We’ve a long way to cover in the next two days, its some 300 miles
back to Truro where the motorhome will be stored until next year, so
most of today is spent on the road.

Shortly out of London surfing the next I find that Warner Bros have
opened the last 10 years of film studios sets from the Harry Potter
films for public view. Very disappointed to only have learned this
now – I would have loved to see it but its on the northern edge of
London and we won’t have time. Next year it will be a must see
though.

We head west, across the Salisbury Plains, across the base of the UK
at its widest point. The landscape in this area is farmland, at the end
of summer – golden fields stacked high with hay bales. The colours
are muted here too. It is the closest I have seen to the Australian
farm landscape I have seen yet. It come down to the difference in
colours. The summer has left the land dry, and shorn on of its crops,
it begins to approach the harsh Australian conditions. By all
accounts, it’s been a long hot summer by English standards.

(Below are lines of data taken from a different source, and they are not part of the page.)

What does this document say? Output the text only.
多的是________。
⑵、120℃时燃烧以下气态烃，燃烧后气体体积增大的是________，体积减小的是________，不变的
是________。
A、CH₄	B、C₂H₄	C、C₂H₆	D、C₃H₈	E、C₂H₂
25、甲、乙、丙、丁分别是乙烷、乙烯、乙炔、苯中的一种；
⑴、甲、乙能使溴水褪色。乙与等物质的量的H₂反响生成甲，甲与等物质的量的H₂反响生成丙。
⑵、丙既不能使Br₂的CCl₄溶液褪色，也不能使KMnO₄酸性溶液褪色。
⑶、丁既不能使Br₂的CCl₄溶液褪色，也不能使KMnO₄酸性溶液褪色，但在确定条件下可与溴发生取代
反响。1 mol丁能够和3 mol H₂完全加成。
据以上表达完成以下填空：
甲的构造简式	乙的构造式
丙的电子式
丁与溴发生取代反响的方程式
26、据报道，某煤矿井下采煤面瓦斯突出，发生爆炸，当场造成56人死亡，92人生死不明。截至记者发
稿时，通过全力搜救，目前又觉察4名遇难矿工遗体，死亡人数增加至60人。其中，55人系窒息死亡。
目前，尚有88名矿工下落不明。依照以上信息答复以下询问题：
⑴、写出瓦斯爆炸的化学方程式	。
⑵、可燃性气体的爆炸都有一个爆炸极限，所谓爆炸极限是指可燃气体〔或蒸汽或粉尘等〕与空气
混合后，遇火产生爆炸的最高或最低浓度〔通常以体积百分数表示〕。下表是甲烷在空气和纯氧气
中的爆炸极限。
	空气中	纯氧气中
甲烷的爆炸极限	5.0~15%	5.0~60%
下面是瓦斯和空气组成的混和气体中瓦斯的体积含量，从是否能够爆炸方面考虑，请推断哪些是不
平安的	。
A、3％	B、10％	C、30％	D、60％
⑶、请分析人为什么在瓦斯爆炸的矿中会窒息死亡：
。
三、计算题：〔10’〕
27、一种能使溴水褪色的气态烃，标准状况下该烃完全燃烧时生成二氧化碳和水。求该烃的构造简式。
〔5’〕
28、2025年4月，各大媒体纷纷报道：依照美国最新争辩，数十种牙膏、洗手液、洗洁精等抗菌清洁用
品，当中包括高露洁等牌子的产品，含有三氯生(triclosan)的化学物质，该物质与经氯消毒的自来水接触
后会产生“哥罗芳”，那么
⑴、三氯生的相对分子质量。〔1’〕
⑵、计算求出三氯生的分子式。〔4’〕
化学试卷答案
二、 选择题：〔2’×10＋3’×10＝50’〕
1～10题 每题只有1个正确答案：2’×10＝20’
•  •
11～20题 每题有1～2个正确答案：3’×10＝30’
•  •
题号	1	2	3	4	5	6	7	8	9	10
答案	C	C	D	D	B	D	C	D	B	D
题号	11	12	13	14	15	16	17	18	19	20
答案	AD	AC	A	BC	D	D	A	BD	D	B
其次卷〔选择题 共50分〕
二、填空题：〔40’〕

We drive past Stonehenge again too, watching the tourists,dwarfed
by it, as they mill around in silent pilgrimage. Is hard to quite pin
down what makes in endlessly fascinating. I guess that its the
combination of marvelling at the sheer power and dedication
needed to erect it, combined with its lost history. It affords the
beholder an opportunity to contentedly project their own version of
events. A bit like the pyramids in that respect.

Most of our day is on the road as a result of the distance we need to
cover.

We eventually stop in Illmimster and attend to a few domestic
matters and afterwards, a few well earned drinks. I say well earned
as I attempt to wash the motorhome and do a pretty good job of it
to both our surprise. No mean feat when it’s 10 feet high and we
have no ladder. I do however, earn many brownie points, and that
can’t be bad.

Keep ’em coming, thank you bartender.